Evidence from the Transitional Justice Data Base shows that specific combinations of mechanisms – (1) trials and amnesties, and (2) trials, amnesties and truth commissions – improve human rights and democracy. These findings suggest a ‘justice balance’ approach to transitional justice – that trials provide accountability and amnesties provide stability. Truth commissions alone have a negative impact on human rights and democracy, but contribute positively when combined with trials and amnesties.

Transitional justice mechanisms are the major policy innovation of the late twentieth century to reduce human rights violations and strengthen democracy. Despite the proliferation of practices, policies, and studies of transitional justice, however, scholars and policymakers have little systematic evidence to support the claim that transitional justice actually improves human rights and democracy. Second, if transitional justice does achieve its goals, neither scholars nor policymakers clarify when, why, or how it might do so.

The Transitional Justice Data Base project used empirical analysis and found that transitional justice overall has a positive effect on the change in human rights and democracy measures: dealing with past violence is better for these political outcomes than ignoring it. However, only two combinations of TJ mechanisms work: (1) trials and amnesties, and (2) trials, amnesties and truth commissions. Trials and amnesties are thus not incompatible, but work together to produce positive change. In addition:

  • None of the transitional justice mechanisms on their own reduce human rights violations or improve democracy.
  • Using truth commissions alone to resolve past violence is likely to harm, rather than to improve, human rights.
  • The holistic approach moves in the right direction, but because it simply promotes more mechanisms, it remains underspecified.
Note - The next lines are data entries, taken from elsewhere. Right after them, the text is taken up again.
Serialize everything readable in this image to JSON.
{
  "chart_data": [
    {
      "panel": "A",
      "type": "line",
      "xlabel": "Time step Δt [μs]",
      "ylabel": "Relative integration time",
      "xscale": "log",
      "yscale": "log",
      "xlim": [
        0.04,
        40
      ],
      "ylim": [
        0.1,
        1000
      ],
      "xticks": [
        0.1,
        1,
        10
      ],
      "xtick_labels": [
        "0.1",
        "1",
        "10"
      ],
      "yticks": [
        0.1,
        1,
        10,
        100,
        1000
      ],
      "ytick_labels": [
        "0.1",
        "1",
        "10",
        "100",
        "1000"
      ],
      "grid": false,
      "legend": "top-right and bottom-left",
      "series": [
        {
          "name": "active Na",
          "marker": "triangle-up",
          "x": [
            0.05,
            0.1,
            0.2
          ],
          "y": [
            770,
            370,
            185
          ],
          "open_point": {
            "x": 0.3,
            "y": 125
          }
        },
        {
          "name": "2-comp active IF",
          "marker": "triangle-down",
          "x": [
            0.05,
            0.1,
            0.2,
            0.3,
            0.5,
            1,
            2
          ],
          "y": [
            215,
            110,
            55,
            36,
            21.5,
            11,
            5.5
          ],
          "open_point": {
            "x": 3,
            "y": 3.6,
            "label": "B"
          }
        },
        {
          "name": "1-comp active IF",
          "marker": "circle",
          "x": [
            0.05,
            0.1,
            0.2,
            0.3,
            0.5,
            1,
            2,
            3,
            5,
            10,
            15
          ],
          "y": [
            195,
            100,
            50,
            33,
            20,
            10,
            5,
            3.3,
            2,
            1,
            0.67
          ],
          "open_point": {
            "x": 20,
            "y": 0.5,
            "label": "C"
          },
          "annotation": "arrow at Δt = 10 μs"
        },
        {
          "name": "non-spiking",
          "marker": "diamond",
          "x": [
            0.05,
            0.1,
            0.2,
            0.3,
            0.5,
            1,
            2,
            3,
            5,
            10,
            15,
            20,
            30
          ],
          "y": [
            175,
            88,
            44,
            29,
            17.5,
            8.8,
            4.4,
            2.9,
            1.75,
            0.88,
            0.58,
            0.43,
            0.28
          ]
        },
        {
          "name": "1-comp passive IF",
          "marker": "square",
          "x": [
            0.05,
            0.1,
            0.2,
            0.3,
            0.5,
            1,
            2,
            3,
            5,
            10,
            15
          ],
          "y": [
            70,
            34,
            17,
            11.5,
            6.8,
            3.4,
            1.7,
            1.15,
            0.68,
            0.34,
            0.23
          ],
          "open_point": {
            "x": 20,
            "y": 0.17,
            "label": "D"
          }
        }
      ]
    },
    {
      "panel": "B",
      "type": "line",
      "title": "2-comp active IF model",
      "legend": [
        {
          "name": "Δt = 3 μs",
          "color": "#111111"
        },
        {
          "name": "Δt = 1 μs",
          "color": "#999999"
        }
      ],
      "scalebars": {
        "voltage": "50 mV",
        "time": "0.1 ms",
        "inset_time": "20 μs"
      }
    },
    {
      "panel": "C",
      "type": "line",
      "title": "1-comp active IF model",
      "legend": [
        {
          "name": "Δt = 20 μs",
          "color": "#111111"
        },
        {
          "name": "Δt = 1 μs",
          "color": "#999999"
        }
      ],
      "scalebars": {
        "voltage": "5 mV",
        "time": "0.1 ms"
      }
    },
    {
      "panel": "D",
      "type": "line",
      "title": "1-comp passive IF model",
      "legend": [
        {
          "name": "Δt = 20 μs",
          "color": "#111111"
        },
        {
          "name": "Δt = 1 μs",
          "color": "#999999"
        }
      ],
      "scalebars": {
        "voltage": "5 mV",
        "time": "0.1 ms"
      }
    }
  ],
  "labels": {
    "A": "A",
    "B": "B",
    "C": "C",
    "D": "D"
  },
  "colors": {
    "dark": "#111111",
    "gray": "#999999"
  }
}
It is suggested, therefore, that a combination of trials and amnesties is required as a balance between the accountability provided by trials and the stability guaranteed by amnesty:

  • The short-term stability provided by amnesties does not necessarily prevent the long-term benefit of accountability through trials. For example:
    – In the case of a negotiated transition, trials sequenced after an initial blanket amnesty provide the time to strengthen democratic governance and judicial institutions to permit delayed justice. In some cases it is economic stability rather than, or in addition to, political constraints that may explain the decision to delay or limit trials.
    – In the case of regime collapse, a combination of partial amnesties and select trials seems likely to be most effective.
  • Truth commissions either complement the accountability and stability mechanisms of trials and amnesties, or at least fail to block those mechanisms from functioning.
  • New democracies and NGOs advocating transitional justice should avoid promoting single mechanisms as the pathway to democracy and human rights.
  • Democracies do not have to choose between trials and amnesties. Neither one turns out to be harmful to human rights and democracies by itself. Combined, they advance those political processes.
  • As long as partial amnesties allow for some human rights trials, or human rights and legal communities find ways to circumvent or overthrow amnesty laws, amnesties can help to strengthen human rights and democracy.